Much of my research has involved the use of mathematical models and manipulative experiments, particularly stable isotope enrichment, to trace fluxes among compartments. Currently, I am working on an ARC project using biomarkers and 15N-enrichment to investigate nitrogen cycling in coastal sediments with a view to determining the potential impact of nutrient enrichment on coastal marine ecosystems.
MAJOR RESEARCH GRANTS
ARC Discovery Early Career Researcher Award
- $375,000 "Unravelling the transformation pathways and fate of dissolved organic carbon and nitrogen in shallow coastal sediments" 2012 to 2014.
- $320,000 (DP0878568) "Unravelling pathways of nitrogen cycling in the muddy sediments of shallow coastal systems using biomarkers, stable isotope tracer experiments and modelling" 2008 to 2010. CI 2 of 2.

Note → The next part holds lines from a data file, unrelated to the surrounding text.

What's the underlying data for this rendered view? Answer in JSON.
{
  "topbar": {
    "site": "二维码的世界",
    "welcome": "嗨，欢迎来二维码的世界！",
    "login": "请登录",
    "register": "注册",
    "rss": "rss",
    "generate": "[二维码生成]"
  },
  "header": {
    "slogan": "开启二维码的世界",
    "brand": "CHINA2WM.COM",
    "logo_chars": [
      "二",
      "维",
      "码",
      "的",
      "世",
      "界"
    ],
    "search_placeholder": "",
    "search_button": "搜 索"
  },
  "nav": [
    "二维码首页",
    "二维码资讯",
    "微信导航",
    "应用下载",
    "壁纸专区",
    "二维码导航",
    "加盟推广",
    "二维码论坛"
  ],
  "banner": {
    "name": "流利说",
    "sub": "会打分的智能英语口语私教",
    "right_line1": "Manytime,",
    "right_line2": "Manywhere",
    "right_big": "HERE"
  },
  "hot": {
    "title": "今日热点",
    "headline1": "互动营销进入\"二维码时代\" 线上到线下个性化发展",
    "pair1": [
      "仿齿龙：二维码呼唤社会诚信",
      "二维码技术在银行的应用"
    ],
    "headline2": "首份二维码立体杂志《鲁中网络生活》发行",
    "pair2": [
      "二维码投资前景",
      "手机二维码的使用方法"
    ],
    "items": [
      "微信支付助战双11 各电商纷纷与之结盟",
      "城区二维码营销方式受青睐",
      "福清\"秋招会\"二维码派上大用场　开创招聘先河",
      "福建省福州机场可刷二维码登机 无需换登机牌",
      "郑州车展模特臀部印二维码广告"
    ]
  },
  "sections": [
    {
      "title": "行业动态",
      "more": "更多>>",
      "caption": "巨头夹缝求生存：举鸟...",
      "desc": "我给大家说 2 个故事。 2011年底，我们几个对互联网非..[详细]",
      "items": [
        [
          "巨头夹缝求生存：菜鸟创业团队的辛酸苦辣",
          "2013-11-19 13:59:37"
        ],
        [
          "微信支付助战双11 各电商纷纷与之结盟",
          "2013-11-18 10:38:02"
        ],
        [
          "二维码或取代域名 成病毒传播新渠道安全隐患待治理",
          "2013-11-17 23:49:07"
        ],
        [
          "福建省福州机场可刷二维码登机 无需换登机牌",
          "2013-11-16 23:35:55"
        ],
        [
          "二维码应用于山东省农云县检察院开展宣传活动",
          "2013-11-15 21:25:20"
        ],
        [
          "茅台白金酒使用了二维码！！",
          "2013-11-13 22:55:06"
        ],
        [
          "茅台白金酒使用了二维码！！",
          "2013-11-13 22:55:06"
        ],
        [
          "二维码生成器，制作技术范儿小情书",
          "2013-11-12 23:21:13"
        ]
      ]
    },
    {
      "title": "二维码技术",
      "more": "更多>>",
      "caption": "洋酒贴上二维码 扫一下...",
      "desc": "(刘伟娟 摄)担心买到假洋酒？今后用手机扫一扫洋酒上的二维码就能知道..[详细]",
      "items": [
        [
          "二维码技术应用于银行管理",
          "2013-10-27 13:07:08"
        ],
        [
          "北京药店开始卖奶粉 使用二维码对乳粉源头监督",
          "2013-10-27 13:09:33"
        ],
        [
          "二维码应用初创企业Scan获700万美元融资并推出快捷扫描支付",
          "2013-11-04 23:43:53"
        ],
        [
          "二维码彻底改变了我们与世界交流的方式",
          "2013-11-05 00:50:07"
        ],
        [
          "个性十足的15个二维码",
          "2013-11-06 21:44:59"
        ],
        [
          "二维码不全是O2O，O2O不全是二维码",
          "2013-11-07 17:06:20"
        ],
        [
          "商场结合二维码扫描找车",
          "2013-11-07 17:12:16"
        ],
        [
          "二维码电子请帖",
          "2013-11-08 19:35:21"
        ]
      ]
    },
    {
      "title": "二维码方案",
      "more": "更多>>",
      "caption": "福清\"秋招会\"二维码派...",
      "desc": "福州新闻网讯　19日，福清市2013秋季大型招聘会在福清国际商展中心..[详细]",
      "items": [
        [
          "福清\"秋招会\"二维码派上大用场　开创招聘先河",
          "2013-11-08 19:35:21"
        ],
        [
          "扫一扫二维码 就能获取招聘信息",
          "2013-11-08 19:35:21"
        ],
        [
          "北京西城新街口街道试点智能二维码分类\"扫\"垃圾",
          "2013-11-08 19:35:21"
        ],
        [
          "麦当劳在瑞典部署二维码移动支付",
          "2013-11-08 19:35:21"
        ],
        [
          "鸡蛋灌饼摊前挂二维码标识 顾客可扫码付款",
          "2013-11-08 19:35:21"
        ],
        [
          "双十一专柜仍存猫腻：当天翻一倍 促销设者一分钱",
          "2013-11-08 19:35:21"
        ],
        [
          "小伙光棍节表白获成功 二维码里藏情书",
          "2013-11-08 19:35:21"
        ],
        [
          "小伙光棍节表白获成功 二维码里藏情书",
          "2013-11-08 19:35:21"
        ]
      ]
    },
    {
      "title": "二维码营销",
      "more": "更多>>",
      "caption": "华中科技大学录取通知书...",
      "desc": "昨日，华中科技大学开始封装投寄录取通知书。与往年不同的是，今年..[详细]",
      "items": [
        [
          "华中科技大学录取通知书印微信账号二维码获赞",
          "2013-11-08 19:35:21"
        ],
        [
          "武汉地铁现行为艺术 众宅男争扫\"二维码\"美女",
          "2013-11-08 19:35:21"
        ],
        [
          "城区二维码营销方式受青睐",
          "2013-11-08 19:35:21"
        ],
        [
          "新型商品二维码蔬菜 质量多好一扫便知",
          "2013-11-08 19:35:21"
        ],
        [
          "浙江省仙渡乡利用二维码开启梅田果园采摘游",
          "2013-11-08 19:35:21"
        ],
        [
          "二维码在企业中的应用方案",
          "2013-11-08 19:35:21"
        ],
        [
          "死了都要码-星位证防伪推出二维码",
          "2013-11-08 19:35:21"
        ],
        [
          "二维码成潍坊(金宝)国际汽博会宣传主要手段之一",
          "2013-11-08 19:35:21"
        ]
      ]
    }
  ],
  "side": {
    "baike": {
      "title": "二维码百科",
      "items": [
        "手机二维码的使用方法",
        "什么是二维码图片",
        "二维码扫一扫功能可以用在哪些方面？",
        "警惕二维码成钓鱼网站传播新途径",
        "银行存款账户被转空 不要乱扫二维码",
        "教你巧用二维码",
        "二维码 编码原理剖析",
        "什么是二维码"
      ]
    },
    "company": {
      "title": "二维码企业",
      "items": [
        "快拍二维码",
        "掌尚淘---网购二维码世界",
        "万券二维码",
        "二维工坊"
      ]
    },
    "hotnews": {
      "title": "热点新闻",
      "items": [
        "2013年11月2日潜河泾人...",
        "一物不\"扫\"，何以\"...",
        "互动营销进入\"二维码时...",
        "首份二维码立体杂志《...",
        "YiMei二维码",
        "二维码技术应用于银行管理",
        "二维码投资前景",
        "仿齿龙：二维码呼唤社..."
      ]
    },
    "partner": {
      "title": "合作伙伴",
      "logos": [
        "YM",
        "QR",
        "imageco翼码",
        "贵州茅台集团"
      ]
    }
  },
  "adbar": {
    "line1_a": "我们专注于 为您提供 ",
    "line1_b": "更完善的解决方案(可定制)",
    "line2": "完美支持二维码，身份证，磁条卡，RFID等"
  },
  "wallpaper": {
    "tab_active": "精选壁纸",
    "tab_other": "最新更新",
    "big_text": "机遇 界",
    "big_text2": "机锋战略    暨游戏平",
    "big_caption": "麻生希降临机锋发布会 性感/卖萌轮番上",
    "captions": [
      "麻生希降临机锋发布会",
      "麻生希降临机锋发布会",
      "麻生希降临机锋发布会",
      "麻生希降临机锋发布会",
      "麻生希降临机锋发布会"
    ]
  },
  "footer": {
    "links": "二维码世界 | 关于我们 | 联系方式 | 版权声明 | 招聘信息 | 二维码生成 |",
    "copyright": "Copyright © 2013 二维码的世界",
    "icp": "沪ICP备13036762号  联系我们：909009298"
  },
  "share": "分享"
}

-$240,000 (LE130100153) "A liquid chromatography/ gas bench: isotope ratio mass spectrometer for new and novel carbon and nitrogen research in coastal systems" 2013. CI 3 of 5
-$250,000 (LE120100156) "A high precision, automated system for studying greenhouse gas cycling in coastal environments" 2012. CI 4 of 5.
- $170,000 (LE100100013) "Eddy Correlation Lander Array" 2010. CI 5 of 12.
- $220,000 (LE0989952) "A Wet Chemical Oxidation-Isotope Ratio Mass Spectrometer (WCO-IRMS)" 2009. CI 6 of 6.
- $88,100. "Ecological health monitoring of Skennars Head wastewater treatment plant outfall" 2009 to 2010. CI 2 of 2.